Opstad Trine B, Pettersen Alf-Aage R, Bratseth Vibeke, Arnesen Harald, Seljeflot Ingebjørg
Department of Cardiology, Center for Clinical Heart Research, Oslo University Hospital, Oslo, Norway.
Pathophysiol Haemost Thromb. 2010;37(2-4):98-103. doi: 10.1159/000327491. Epub 2011 May 10.

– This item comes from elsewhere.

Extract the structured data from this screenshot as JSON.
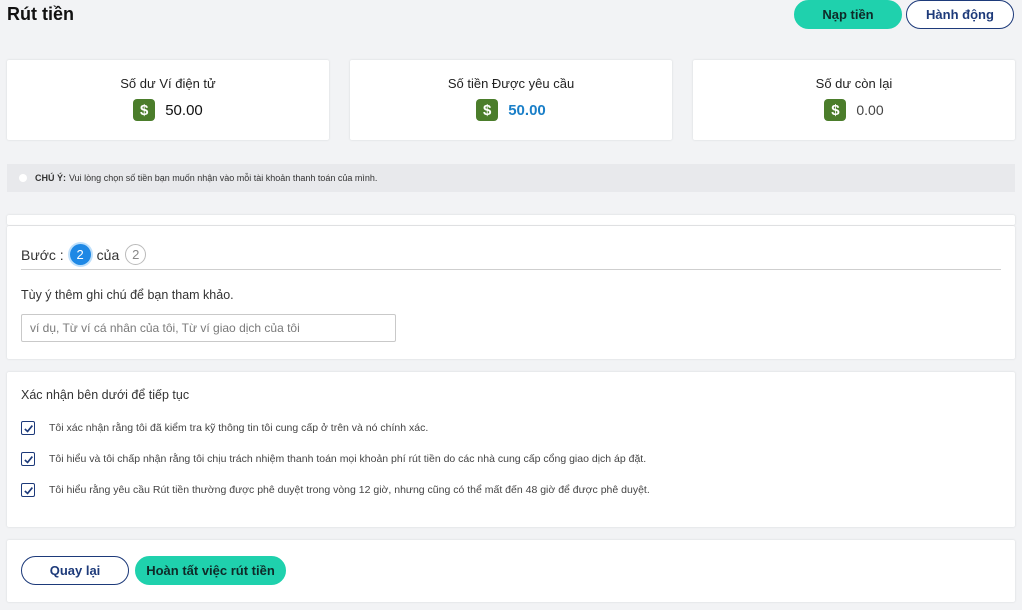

In patients with stable coronary heart disease (n = 1,001) we investigated the influence of tissue factor (TF) and TF pathway inhibitor (TFPI) polymorphisms on thrombin generation in vivo, measured by prothrombin fragment (F) 1 and 2, and the potential to generate thrombin ex vivo, measured by the calibrated automated thrombogram assay. Additionally, circulating levels of TF and TFPI were correlated to the different parameters of thrombin generation. The TF 5466 and TFPI -399 polymorphisms associated with higher thrombin generation in vivo, the latter also with a prolonged lag time of the thrombin generation ex vivo(p < 0.05 for all).The TF -1812 TT and the TF -603 GG genotypes were associated with lower peak thrombin and a decreased average net rate of thrombin activation during the propagation phases (p ≤ 0.05), and the TFPI -33 TC genotype with prolonged lag time (p < 0.05) and additionally time to peak (p = 0.06). Strong correlations between TFPI levels, prothrombin fragment 1 and 2 as well as calibrated automated thrombogram parameters were observed.
在患有稳定型冠心病的患者(n = 1001)中,我们研究了组织因子(TF)和TF途径抑制剂(TFPI)基因多态性对体内凝血酶生成的影响(通过凝血酶原片段(F)1和2进行测量),以及体外生成凝血酶的潜力(通过校准自动血栓图测定法进行测量)。此外,TF和TFPI的循环水平与凝血酶生成的不同参数相关。TF 5466和TFPI -399基因多态性与体内较高的凝血酶生成相关,后者还与体外凝血酶生成的延迟时间延长相关(所有p < 0.05)。TF -1812 TT和TF -603 GG基因型与传播阶段较低的凝血酶峰值和降低的凝血酶激活平均净速率相关(p≤0.05),而TFPI -33 TC基因型与延迟时间延长(p < 0.05)以及到达峰值的时间延长相关(p = 0.06)。观察到TFPI水平、凝血酶原片段1和2以及校准自动血栓图参数之间存在强相关性。